Sofia reminds Jeanette about the perpetrator profile. ‘Shall we take a look at it?’ she asks. Sofia leans over the edge of the sofa and takes a notepad out of her bag.

‘OK,’ Jeanette replies, disappointed that Sofia has chosen to go on talking about work.

But it’s not that late, she thinks. And Johan’s spending the night somewhere else. We’ve got plenty of time.

‘There’s a lot to suggest that we’re dealing with a person who fulfils the requirements for borderline diagnosis.’ Sofia leafs through her pad. ‘This is someone who thinks in terms of either/or, where he’s divided the whole world into black and white. Good and evil. Friends and enemies.’

‘You mean people who aren’t his friends automatically become his enemies? A bit like George W. Bush said before he invaded Iraq?’ Jeanette smiles.

‘Something like that,’ Sofia replies, smiling back.

‘Can you say anything about the fact that the murders were so brutal?’

‘It’s a matter of seeing the act, well, the murder, as a language of its own. An expression of something.’

‘Oh?’ Jeanette thinks about what she’s seen.

‘So, the perpetrator is staging his own internal drama outside of himself, and we have to work out what this person is trying to say. To start with, I think the murders were planned.’

‘I’m convinced of that as well.’

‘But at the same time, the excessive violence suggests that the murders were committed in a temporary outburst of fury.’

‘So what might this be about, then? Power?’

‘Absolutely. A strong need to dominate and have total control over another person. The victims have been carefully selected, yet seem simultaneously random. Young boys with no identities.’

‘It seems so sadistic. What can you say about that?’

‘That the murderer enjoys seeing the victim’s impotence and helplessness. Maybe it’s even an erotic feeling for him. A genuine sadist can’t experience sexual pleasure any other way. Sometimes their victim is held captive and the abuse goes on for a long time. It’s not unusual for such abuse to end in murder. These acts are usually carefully planned, and not the result of a fit of rage that’s come out of nowhere.’

‘But why so much violence?’

‘As I said, some perpetrators take satisfaction from inflicting pain. It may be a necessary form of foreplay leading to other types of sexual expression.’

‘And the embalming of the boy we found at Danvikstull?’

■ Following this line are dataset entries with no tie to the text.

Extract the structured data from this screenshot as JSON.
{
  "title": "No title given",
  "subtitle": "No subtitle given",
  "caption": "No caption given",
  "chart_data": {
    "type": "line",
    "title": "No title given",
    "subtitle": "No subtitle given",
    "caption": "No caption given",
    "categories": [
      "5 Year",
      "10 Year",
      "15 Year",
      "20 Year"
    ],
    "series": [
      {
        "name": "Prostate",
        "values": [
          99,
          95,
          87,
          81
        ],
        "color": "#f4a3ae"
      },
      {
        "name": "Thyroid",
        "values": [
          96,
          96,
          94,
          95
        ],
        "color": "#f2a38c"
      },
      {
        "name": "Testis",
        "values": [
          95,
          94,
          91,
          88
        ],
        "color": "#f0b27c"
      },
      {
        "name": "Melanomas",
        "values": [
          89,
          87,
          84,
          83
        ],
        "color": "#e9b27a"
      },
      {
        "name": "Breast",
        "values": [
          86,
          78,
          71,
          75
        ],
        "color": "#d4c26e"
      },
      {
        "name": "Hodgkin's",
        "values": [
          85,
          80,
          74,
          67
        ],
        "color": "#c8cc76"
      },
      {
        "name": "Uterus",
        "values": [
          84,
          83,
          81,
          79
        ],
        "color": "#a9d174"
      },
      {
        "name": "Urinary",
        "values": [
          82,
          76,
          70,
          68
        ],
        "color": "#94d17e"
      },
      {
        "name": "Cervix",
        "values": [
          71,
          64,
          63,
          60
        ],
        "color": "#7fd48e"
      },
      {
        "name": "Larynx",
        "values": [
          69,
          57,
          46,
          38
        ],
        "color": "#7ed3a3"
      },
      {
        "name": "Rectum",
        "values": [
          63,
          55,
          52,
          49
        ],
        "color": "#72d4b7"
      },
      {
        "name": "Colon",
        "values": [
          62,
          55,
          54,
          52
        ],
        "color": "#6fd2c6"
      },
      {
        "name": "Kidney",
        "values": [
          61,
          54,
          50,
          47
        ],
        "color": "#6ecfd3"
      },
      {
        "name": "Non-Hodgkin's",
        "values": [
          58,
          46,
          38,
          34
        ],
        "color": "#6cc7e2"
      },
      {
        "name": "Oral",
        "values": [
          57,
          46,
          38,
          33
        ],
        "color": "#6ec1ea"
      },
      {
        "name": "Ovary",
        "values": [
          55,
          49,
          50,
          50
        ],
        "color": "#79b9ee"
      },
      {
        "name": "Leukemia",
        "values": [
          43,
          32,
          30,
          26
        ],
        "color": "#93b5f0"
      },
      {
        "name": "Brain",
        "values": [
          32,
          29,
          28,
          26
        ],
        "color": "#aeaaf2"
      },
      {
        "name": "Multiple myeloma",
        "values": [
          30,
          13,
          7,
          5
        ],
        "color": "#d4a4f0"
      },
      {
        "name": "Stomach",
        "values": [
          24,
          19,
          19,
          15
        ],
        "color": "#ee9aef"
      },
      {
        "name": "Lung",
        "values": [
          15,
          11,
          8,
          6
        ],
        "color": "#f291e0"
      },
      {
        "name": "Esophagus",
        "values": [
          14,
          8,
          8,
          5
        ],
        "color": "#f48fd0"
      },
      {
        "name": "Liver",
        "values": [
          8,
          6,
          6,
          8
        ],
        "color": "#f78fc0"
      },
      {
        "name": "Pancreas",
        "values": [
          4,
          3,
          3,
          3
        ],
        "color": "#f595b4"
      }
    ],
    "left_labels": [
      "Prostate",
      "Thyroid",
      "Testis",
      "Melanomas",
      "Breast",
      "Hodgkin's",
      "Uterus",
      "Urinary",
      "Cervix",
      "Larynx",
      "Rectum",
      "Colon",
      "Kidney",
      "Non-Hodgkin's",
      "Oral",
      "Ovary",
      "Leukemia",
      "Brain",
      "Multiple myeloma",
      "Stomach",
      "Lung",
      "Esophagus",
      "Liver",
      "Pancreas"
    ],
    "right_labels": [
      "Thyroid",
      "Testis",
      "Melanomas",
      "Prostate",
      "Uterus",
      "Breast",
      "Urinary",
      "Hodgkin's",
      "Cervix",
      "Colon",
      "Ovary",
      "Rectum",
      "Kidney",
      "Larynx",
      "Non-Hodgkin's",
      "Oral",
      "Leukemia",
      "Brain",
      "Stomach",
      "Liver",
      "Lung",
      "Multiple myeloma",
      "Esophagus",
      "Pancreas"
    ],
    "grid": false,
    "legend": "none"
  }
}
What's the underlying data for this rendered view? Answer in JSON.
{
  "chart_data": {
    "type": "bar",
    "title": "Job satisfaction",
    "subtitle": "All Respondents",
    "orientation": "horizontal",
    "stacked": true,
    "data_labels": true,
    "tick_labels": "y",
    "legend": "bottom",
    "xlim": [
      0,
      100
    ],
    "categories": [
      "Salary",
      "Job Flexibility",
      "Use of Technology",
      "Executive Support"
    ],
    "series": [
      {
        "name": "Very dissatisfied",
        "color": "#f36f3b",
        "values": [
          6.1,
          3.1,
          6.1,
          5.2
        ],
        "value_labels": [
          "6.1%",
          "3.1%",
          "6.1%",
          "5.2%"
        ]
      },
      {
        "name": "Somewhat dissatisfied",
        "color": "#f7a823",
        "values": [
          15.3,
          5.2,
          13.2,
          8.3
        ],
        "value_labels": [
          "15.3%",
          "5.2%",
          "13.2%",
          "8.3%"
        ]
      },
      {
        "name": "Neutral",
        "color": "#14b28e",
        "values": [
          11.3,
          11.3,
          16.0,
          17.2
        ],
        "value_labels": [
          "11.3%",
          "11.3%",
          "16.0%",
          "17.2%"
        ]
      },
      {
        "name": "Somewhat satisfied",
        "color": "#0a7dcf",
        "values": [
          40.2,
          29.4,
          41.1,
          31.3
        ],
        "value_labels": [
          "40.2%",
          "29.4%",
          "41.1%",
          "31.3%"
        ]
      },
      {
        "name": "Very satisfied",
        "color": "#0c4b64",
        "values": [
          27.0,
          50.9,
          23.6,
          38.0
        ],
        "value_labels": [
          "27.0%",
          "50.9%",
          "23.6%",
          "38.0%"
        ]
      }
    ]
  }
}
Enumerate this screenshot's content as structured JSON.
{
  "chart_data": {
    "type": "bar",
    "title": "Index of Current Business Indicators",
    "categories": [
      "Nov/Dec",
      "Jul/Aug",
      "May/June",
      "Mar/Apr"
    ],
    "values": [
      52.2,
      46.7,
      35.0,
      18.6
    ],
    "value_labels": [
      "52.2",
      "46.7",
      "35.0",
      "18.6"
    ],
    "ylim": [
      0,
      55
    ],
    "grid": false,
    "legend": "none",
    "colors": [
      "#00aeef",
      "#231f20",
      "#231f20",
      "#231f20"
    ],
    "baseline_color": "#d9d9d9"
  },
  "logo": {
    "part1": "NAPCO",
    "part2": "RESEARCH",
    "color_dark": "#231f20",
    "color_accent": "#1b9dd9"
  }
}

‘I think that was an experiment. A whim, almost.’

‘But what could have made someone turn out like that?’

‘There are as many different answers to that question as there are perpetrators, and psychologists, too, for that matter. And now I’m talking in general terms, rather than specifically about the immigrant boys.’

‘What do you think?’

‘I think this sort of behaviour arises from early disturbances during the development of the personality, as a result of physical and mental abuse.’